Twenty Ways to Challenge Cafeteria Christians
Dr. Ray PritchardDr. Ray Pritchard is the president of Keep Believing Ministries, in Internet-based ministry serving Christians in 225 countries. He is the author of 29 books, including Stealth Attack, Fire and Rain, Credo, The ABCs of Christmas, The Healing Power of Forgiveness, An Anchor for the Soul and Why Did This Happen to Me? Ray and Marlene, his wife of 43 years, have three sons-Josh, Mark and Nick, three daughters-in-law--Leah, Vanessa, and Sarah, and seven grandchildren. His hobbies include biking, surfing the Internet, and anything related to the Civil War.
- 2008 Dec 22
A recent USA Today article told of new research regarding who goes to heaven.
Most American religious believers, including most Christians, say eternal life is not exclusively for those who accept Christ as their savior, a new survey finds.
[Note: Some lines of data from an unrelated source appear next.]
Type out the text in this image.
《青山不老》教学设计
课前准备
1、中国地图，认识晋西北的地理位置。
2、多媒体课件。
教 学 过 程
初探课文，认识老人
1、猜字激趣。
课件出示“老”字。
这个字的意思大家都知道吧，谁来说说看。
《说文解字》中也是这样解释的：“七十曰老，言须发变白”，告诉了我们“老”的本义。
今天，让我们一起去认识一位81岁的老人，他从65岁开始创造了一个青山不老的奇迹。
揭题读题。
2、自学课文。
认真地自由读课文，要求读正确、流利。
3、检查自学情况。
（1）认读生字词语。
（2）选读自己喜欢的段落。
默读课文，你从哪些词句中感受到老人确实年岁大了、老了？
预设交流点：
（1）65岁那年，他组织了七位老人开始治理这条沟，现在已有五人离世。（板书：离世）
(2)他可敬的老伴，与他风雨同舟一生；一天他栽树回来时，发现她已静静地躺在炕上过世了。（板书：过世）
Of the 65% of people who held this open view of heaven’s gates, 80% named at least one non-Christian group — Jews, Muslims, Hindus, atheists or people with no religion at all — who may also be saved, according to a new survey released today by the Pew Forum on Religion & Public Life.
The survey confirms what we’ve known for a long time–that American churchgoers are really nice people who aren’t into the details of theology, especially the part about who goes to heaven and who goes to hell. Clearly we’ve got a lot of “cafeteria Christians” who pick and choose what doctrines they will believe. Naturally they tend not to choose the doctrines with hard edges.
I wonder what we should do about this given that it’s hard to get rid of those pesky statements like "No one come to Father except through me" (John 14:6). A straightforward reading of the Bible leads to some very inconvenient doctrines.
It’s not easy to draw a straight line from the Bible to the sort of “soft universalism” that pervades many churches. That said, I don’t deny that the tide is running in the other direction.
So what should we do? Here are a few suggestions . . .
1. Emphasize the importance of doctrinal preaching.
2. Embrace the reality that we live in a diverse world.
3. Encourage hard questions.
4. Explain what we believe and why we believe it.
5. Give people a chance to talk back.
6. Teach through the creeds and confessions.
7. Offer courses in church history and world religions.
8. Use the Internet as a way to engage others.
9. Tell people that world missions now begins next door.
10. Teach doctrine down to the details.
11. Start with the children.
12. Don’t shave off the “hard edges” of the Christian faith.
13. Smile a lot, don’t frown, and stop shouting.
14. Provide a reading list for those who want to go deeper.
15. Teach doctrine through your music.
16. Get rid of sentimental, squishy songs–or at least pare it down.
17. Practice Scripture memory as a congregation.
18. Cheerfully engage others who disagree.
19. Challenge people to get involved in the community.
20. Don’t be afraid of what’s happening around you.
This list could obviously be expanded in many ways but the main point is clear. If the survey is right (and I think it is), then we’ve got a long-term project ahead of us. No longer can pastors assume that all our people share our convictions, even on important issues. We’ve got a lot of nice folks in our churches who are also “cafeteria Christians.” We must find ways to teach the truth so that our people will know enough and be strong enough and confident enough to engage the world from a biblical foundation. The world is what it is. But the first-century world was pretty messed-up too.
Along that line, we should remember that the angel said to the shepherds, “Fear not.” That’s a good word three days before Christmas.